As it should for great films, these elements are tied in together expertly. Yet, in my first viewing, it overwhelmed me to the point where I refrained from writing about it because I felt I wouldn’t be able to bring to words something so central to the viewing experience. Now, a year later, I’m able to precise Naruse’s masterly touch to the spectral, protracted passage in the pre-climax. Until that moment, the dynamic between Reiko and Koji seemed mutually solicitous — hers a sisterly devotion, his a brash gratitude — but, in truth, the layer beneath was two people negotiating with each other while standing on different platforms. Reiko, a relic of the war and a desire for the world that preceded it; Koji, a drifter who wishes to sail forward but not without an anchor to the past. Both offer each other their companionship knowing well what the other desires, existing in a society that is forced to re-evaluate proper and improper.

One has to snap under its pressure. Koji does, and it sets their platforms further apart. As she boards her train, content that her lackadaisical warmth for the past can keep her afloat, he cannot resist and boards her train. She spots him entering the carriage. There’s a great fear that Takamine’s face swallows with as little resistance as possible. As Naruse cuts back and forth, fear is beaten down by doubt, and doubt by hope, with only the shuffling of the wheels over tracks knocking on still air. She smirks, which is returned with a wide grin. As they take away to a place far away, everything else suspended while in motion, they finally settle to speak with each other on the same platform.

As dawn breaks and the cool morning sun stripes across his face, they have already drifted apart. As many have, she too realizes that she cannot love him for it would make life itself too unfamiliar for her. It all seems too much to answer, but as they disembark hastily at her request, she realizes that she must disengage yet slowly. What follows is then confession, resignation, and exile. She cannot abandon her moral standing nor her conjugal piety, and he cannot escape the weight of dead hope. Clouded over by war’s long-armed amnesia, one is led on too much by possibilities of the future and the other is sprung firmly back to the past. Flooded by morning light, she watches a man crushed by promise being taken away, proclaimed dead. Her face convulses with shock, but soon it settles, almost as if she reconciles within that her propriety would never have allowed a relationship that takes away the simpler comfort endowed to all survivors of war — to yearn and to do so endlessly, to live and re-live moments selectively, to pause only on what is pleasant. Strung together like a tapestry and acted intentionally to belie, Naruse and Takamine spin together one of the finest cinematic displays of spurned love, resembling a crown jewel for anyone who looks at their shared career.

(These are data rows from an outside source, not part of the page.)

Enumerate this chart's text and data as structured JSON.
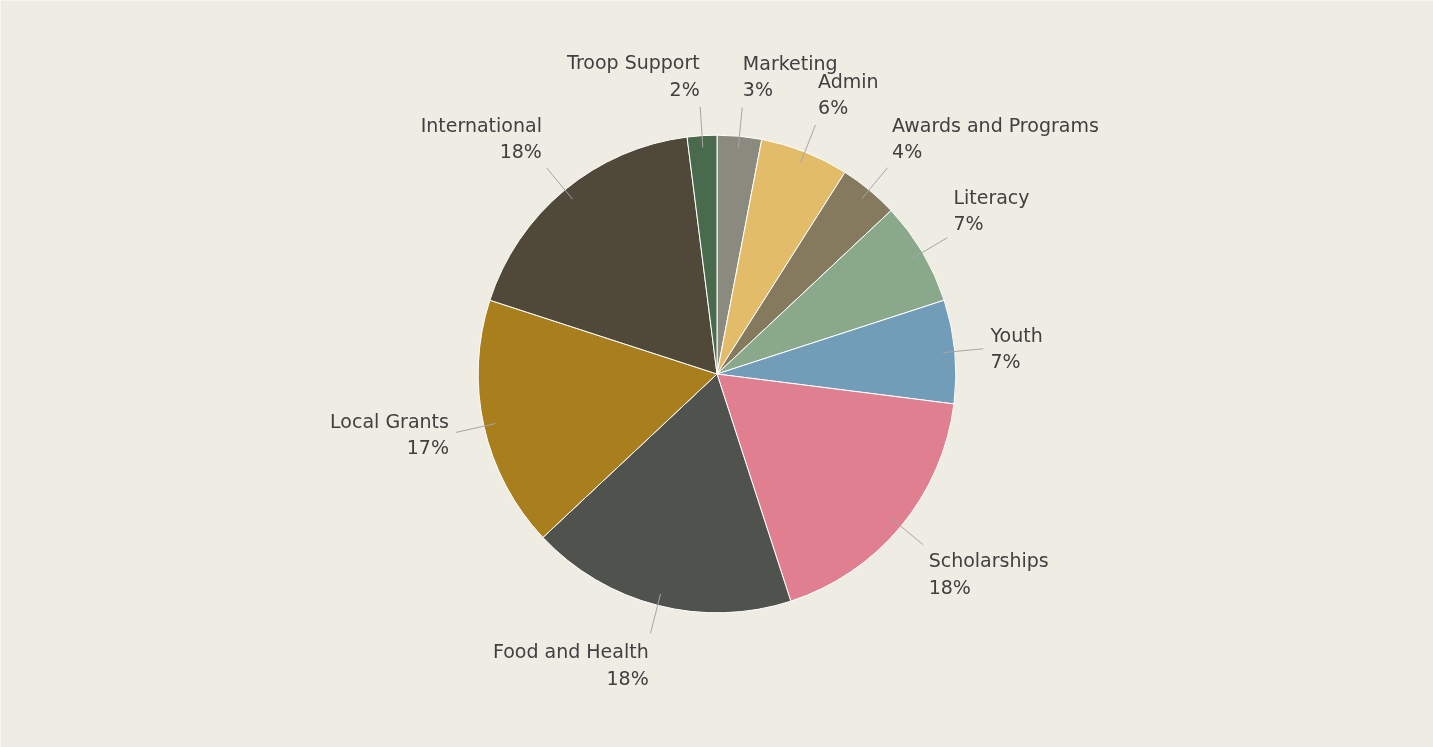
{
  "chart_data": {
    "type": "pie",
    "categories": [
      "Marketing",
      "Admin",
      "Awards and Programs",
      "Literacy",
      "Youth",
      "Scholarships",
      "Food and Health",
      "Local Grants",
      "International",
      "Troop Support"
    ],
    "values": [
      3,
      6,
      4,
      7,
      7,
      18,
      18,
      17,
      18,
      2
    ],
    "value_labels": [
      "3%",
      "6%",
      "4%",
      "7%",
      "7%",
      "18%",
      "18%",
      "17%",
      "18%",
      "2%"
    ],
    "colors": [
      "#8b8a7e",
      "#e3bc69",
      "#857a5e",
      "#8aa98a",
      "#729db8",
      "#df7f8f",
      "#50534d",
      "#a97e1c",
      "#504839",
      "#4a6a4d"
    ]
  }
}
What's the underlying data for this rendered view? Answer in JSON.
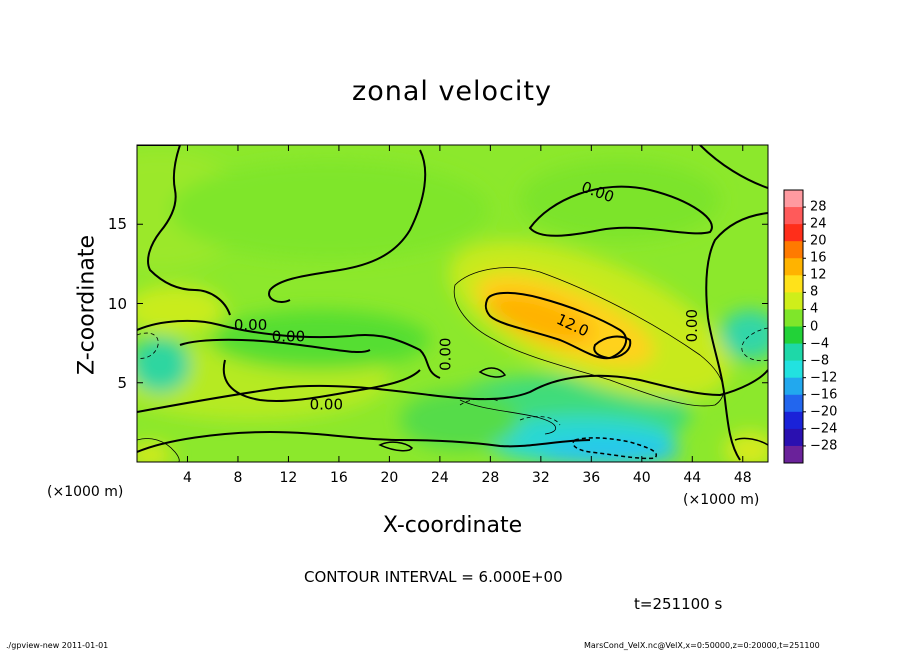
{
  "chart_data": {
    "type": "heatmap",
    "subtype": "filled-contour",
    "title": "zonal velocity",
    "xlabel": "X-coordinate",
    "ylabel": "Z-coordinate",
    "x_unit_left": "(×1000 m)",
    "x_unit_right": "(×1000 m)",
    "xlim": [
      0,
      50
    ],
    "ylim": [
      0,
      20
    ],
    "x_ticks": [
      "4",
      "8",
      "12",
      "16",
      "20",
      "24",
      "28",
      "32",
      "36",
      "40",
      "44",
      "48"
    ],
    "x_tick_values": [
      4,
      8,
      12,
      16,
      20,
      24,
      28,
      32,
      36,
      40,
      44,
      48
    ],
    "y_ticks": [
      "5",
      "10",
      "15"
    ],
    "y_tick_values": [
      5,
      10,
      15
    ],
    "contour_interval_text": "CONTOUR INTERVAL = 6.000E+00",
    "time_text": "t=251100 s",
    "contour_labels": [
      {
        "text": "0.00",
        "x": 36.5,
        "y": 17.0
      },
      {
        "text": "0.00",
        "x": 9.0,
        "y": 8.6
      },
      {
        "text": "0.00",
        "x": 12.0,
        "y": 7.9
      },
      {
        "text": "0.00",
        "x": 15.0,
        "y": 3.6
      },
      {
        "text": "0.00",
        "x": 24.5,
        "y": 6.8
      },
      {
        "text": "12.0",
        "x": 34.5,
        "y": 8.6
      },
      {
        "text": "0.00",
        "x": 44.0,
        "y": 8.6
      }
    ],
    "features": [
      {
        "kind": "max",
        "center": [
          34,
          8.5
        ],
        "value_range": [
          12,
          18
        ]
      },
      {
        "kind": "min",
        "center": [
          36,
          1.2
        ],
        "value_range": [
          -10,
          -6
        ]
      },
      {
        "kind": "min",
        "center": [
          1.5,
          6.5
        ],
        "value_range": [
          -6,
          -2
        ]
      },
      {
        "kind": "min",
        "center": [
          48.5,
          7.5
        ],
        "value_range": [
          -6,
          -2
        ]
      },
      {
        "kind": "max",
        "center": [
          2,
          9.5
        ],
        "value_range": [
          4,
          8
        ]
      },
      {
        "kind": "max",
        "center": [
          8,
          6
        ],
        "value_range": [
          4,
          8
        ]
      },
      {
        "kind": "max",
        "center": [
          49,
          1
        ],
        "value_range": [
          4,
          8
        ]
      }
    ],
    "colorbar": {
      "labels": [
        "28",
        "24",
        "20",
        "16",
        "12",
        "8",
        "4",
        "0",
        "−4",
        "−8",
        "−12",
        "−16",
        "−20",
        "−24",
        "−28"
      ],
      "colors": [
        "#ff9aa0",
        "#ff5a5a",
        "#ff2e1a",
        "#ff7a00",
        "#ffb300",
        "#ffe21a",
        "#cfee1a",
        "#7fe62a",
        "#22d238",
        "#1ed8a8",
        "#22e2e0",
        "#22a8ee",
        "#2266ee",
        "#1a22d8",
        "#2a10b0",
        "#6a229a"
      ]
    }
  },
  "footer": {
    "left": "./gpview-new  2011-01-01",
    "right": "MarsCond_VelX.nc@VelX,x=0:50000,z=0:20000,t=251100"
  }
}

Nonetheless, war has left many defeated civilizations. As Japan’s society is put through ordeals of the vanquished, so is Germany. Cultural undercurrents leading up to the war are the ones that often loom large over practices in the world after. With a host of filmmakers documenting a new rise for their respective nations, there is a great deal to be explored in the period immediately after the war for the two nations that were the most authoritarian. Taking this as a starting point, I plan to write more along this line of exploration, visiting and sometimes re-visiting the great pieces of post-war cinema from the eyes of the downfallen.